Появился полуобсохший Рэм с Полом Марссом из восьмого номера. Мне впервые представилась возможность как следует разглядеть его, потому что в обычной обстановке его взгляд смущал. Марсс был из тех парней, которые встречают сорокалетие со здоровыми печенью, лёгкими и образом жизни. Внешностью он обладал привлекательной, мне даже подумалось, что на него липнут не только те, кому за, но и те, кому до. Этот показался мне вполне подходящим кандидатом на роль убийцы. И его стандартное свидетельство о женских шагах не пошло на пользу. Рэм спросил:
- Откуда вам знать, что это именно женские шаги?
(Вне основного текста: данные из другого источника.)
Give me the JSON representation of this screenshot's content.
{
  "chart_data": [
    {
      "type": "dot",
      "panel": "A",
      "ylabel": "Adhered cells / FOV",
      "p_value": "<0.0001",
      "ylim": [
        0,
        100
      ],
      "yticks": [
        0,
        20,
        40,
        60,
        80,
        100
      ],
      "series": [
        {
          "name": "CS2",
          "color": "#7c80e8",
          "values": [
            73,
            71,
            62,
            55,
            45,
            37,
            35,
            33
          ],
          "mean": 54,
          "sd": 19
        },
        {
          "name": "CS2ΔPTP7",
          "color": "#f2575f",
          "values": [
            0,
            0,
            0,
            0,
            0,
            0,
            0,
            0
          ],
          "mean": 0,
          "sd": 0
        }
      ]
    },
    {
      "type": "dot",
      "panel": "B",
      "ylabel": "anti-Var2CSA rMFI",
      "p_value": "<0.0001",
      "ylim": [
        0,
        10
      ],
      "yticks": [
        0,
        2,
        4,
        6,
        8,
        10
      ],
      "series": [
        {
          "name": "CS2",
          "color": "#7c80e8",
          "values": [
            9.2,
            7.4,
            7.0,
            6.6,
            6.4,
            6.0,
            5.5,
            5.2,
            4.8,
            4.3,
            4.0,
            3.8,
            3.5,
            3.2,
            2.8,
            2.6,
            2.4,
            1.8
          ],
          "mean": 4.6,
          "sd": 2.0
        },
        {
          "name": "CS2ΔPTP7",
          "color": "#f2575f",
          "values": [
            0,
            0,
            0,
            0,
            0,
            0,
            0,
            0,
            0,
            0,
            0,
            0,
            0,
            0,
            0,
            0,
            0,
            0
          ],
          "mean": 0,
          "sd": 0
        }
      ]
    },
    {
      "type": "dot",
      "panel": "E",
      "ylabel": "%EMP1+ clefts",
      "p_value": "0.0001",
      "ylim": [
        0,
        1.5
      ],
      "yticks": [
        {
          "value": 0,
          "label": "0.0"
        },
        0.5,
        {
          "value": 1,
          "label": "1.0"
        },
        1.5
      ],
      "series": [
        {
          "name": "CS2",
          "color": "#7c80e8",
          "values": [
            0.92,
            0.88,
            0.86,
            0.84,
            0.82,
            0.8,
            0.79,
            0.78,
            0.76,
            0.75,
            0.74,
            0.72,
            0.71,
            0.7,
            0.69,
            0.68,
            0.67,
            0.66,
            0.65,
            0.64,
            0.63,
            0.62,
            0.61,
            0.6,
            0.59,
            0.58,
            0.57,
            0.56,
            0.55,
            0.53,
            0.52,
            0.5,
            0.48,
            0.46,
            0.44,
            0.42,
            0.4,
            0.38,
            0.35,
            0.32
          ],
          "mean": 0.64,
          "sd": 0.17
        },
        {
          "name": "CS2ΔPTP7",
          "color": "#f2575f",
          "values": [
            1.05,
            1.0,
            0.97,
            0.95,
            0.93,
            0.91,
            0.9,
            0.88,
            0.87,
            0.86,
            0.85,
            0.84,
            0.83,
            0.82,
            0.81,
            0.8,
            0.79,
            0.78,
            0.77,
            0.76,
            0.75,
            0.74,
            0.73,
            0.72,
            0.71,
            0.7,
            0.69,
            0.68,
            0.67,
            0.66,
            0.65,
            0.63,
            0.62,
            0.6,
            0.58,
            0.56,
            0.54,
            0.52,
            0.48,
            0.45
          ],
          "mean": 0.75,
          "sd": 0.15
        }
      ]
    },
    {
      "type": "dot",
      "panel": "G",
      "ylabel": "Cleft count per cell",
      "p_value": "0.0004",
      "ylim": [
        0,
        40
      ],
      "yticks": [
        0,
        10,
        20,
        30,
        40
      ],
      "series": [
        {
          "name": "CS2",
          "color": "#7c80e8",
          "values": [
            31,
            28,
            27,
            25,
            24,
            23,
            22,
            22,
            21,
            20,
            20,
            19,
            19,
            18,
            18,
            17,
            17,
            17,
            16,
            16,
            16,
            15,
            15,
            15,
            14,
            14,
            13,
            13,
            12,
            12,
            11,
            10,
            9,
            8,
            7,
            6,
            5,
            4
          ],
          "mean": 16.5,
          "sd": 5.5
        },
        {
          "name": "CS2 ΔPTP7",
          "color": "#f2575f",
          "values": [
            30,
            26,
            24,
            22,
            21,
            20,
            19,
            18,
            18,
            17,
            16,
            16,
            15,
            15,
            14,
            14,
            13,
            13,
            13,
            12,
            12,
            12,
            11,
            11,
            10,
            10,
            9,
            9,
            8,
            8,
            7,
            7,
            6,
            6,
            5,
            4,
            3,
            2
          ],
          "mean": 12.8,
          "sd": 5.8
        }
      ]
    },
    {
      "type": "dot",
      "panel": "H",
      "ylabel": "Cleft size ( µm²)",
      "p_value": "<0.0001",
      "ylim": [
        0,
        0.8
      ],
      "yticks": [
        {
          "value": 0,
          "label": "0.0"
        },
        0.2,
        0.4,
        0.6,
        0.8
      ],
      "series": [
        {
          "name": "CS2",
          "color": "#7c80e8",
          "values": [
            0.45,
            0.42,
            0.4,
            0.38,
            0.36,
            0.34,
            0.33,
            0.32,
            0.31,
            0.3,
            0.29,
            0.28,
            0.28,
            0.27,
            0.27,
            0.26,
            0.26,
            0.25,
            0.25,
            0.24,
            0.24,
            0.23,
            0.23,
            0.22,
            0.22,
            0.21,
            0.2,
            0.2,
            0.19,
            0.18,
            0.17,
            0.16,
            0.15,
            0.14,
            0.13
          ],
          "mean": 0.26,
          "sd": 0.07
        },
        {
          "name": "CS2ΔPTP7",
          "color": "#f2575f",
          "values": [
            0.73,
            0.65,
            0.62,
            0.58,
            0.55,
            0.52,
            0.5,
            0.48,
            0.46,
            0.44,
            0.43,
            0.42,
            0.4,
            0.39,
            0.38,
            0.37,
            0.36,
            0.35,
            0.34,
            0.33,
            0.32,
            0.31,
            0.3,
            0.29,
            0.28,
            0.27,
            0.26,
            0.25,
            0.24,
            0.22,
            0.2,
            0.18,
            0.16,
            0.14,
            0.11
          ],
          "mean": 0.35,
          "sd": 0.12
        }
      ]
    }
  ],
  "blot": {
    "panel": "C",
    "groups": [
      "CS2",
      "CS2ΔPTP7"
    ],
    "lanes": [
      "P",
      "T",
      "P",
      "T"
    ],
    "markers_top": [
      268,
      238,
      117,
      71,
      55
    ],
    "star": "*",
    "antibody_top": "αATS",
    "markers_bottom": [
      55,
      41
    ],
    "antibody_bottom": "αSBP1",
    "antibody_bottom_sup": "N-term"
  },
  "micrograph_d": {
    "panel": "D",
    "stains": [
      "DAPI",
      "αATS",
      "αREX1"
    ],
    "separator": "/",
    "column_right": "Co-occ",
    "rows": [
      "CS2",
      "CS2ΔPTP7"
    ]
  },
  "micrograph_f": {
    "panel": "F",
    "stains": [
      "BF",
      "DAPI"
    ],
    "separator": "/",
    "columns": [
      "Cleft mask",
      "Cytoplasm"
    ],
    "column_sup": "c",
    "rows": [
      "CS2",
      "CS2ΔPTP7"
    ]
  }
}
- Детишки, я даже могу вам сказать, что этим шагам около двадцати лет. Методом исключения можно определить, что это та кудрявая блондиночка, что ходит всё время в розовом.
Диллон не считал Бэмби достойной роли убийцы.
- Есть ещё Айс Ти.
Мне почудилось, или Марсс внутренне дрогнул? Голос его остался твёрд, а взгляд - прям.
- Не может быть. Айс Ти – панк. А шаги принадлежали тому, кто боится темноты. Этот кто-то двигался нерешительно, останавливался, прислушивался.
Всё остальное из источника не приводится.